Daí por que, aprofundando as possíveis causas das mortes por desespero, os autores chegaram na questão do emprego. A sua conclusão é a de que precisamente nos lugares em que há menor fração da força de trabalho – composta por pessoas com idade e disposição para trabalhar – empregada são precisamente aqueles com as maiores taxas de mortes por desespero.
Nesse sentido, os autores refutam o argumento conservador que procura culpar os desempregados ou os alocados em maus empregos pelo problema profissional, assim como procura associar suicídios e consumo exagerado de álcool e drogas às fraquezas pessoais.
Para os autores, a verdadeira causa está em uma longa estagnação econômica e a forma como a própria nação está respondendo a isso. Segundo eles, entre os homens sem diploma, os salários médios não apenas estagnaram, como declinaram desde 1979. Além de tudo, esse grupo populacional enfrenta diversos problemas no mercado de trabalho, como deterioração dos pagamentos, horas mais incertas, duração mais curta do trabalho e uma série de consequências dos contratos temporários tão comuns à chamada gig economy, que acabam privando os trabalhadores de benefícios essenciais para o seu bem estar, como o seguro-saúde.
Há, portanto, uma série de questões estruturais que levam a esse cenário, notadamente o enfraquecimento crescente da posição do trabalho – especialmente do trabalho menos qualificado – diante do progressivo aumento poder das corporações, a que se juntam outros fatores, como um setor de saúde que redistribui salários dos trabalhadores para os mais ricos.
As consequências nefastas desse fenômeno são de amplas proporções, até porque se projetam sobre um grupo populacional bastante expressivo, uma vez que a população branca em idade de trabalho – de 25 a 64 anos – sem diploma corresponde a 38% da população americana.
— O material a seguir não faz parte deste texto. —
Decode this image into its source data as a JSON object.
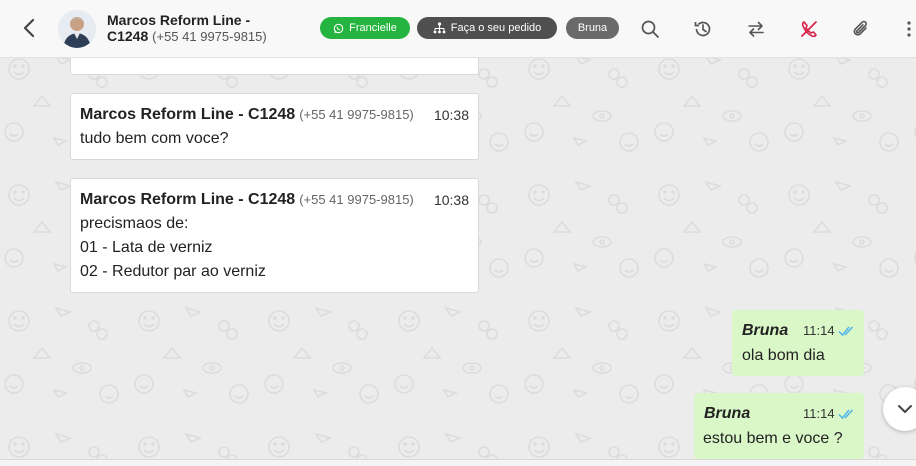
{
  "header": {
    "contact_name_line1": "Marcos Reform Line -",
    "contact_name_line2": "C1248",
    "contact_phone": "(+55 41 9975-9815)",
    "tags": [
      {
        "label": "Francielle",
        "color": "#25b43f"
      },
      {
        "label": "Faça o seu pedido",
        "color": "#4f4f4f"
      },
      {
        "label": "Bruna",
        "color": "#6a6a6a"
      }
    ],
    "icons": [
      "back-icon",
      "search-icon",
      "history-icon",
      "transfer-icon",
      "end-call-icon",
      "paperclip-icon",
      "more-vertical-icon"
    ]
  },
  "messages": [
    {
      "direction": "in",
      "sender": "Marcos Reform Line - C1248",
      "phone": "(+55 41 9975-9815)",
      "time": "10:38",
      "lines": [
        "tudo bem com voce?"
      ]
    },
    {
      "direction": "in",
      "sender": "Marcos Reform Line - C1248",
      "phone": "(+55 41 9975-9815)",
      "time": "10:38",
      "lines": [
        "precismaos de:",
        "01 - Lata de verniz",
        "02 - Redutor par ao verniz"
      ]
    },
    {
      "direction": "out",
      "sender": "Bruna",
      "time": "11:14",
      "lines": [
        "ola bom dia"
      ]
    },
    {
      "direction": "out",
      "sender": "Bruna",
      "time": "11:14",
      "lines": [
        "estou bem e voce ?"
      ]
    }
  ],
  "colors": {
    "outgoing_bubble": "#daf7c7",
    "read_ticks": "#4fb6ec",
    "end_call": "#d6214a"
  }
}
São essas pessoas que viram o seu poder de compra decair dramaticamente, assim como vêm vivenciando uma realidade em que são cada vez menos valorizados.
Tal circunstância tem impactos em todos os aspectos da vida da pessoa, afetando diretamente a sua qualidade. Dentre os exemplos, encontra-se o de que, enquanto 75% das pessoas com diploma são casadas na faixa dos 45 anos, apenas 60% das pessoas sem diploma são casadas na mesma faixa etária, apontando os autores que é cada vez mais difícil que alguém sem diploma case com alguém com diploma.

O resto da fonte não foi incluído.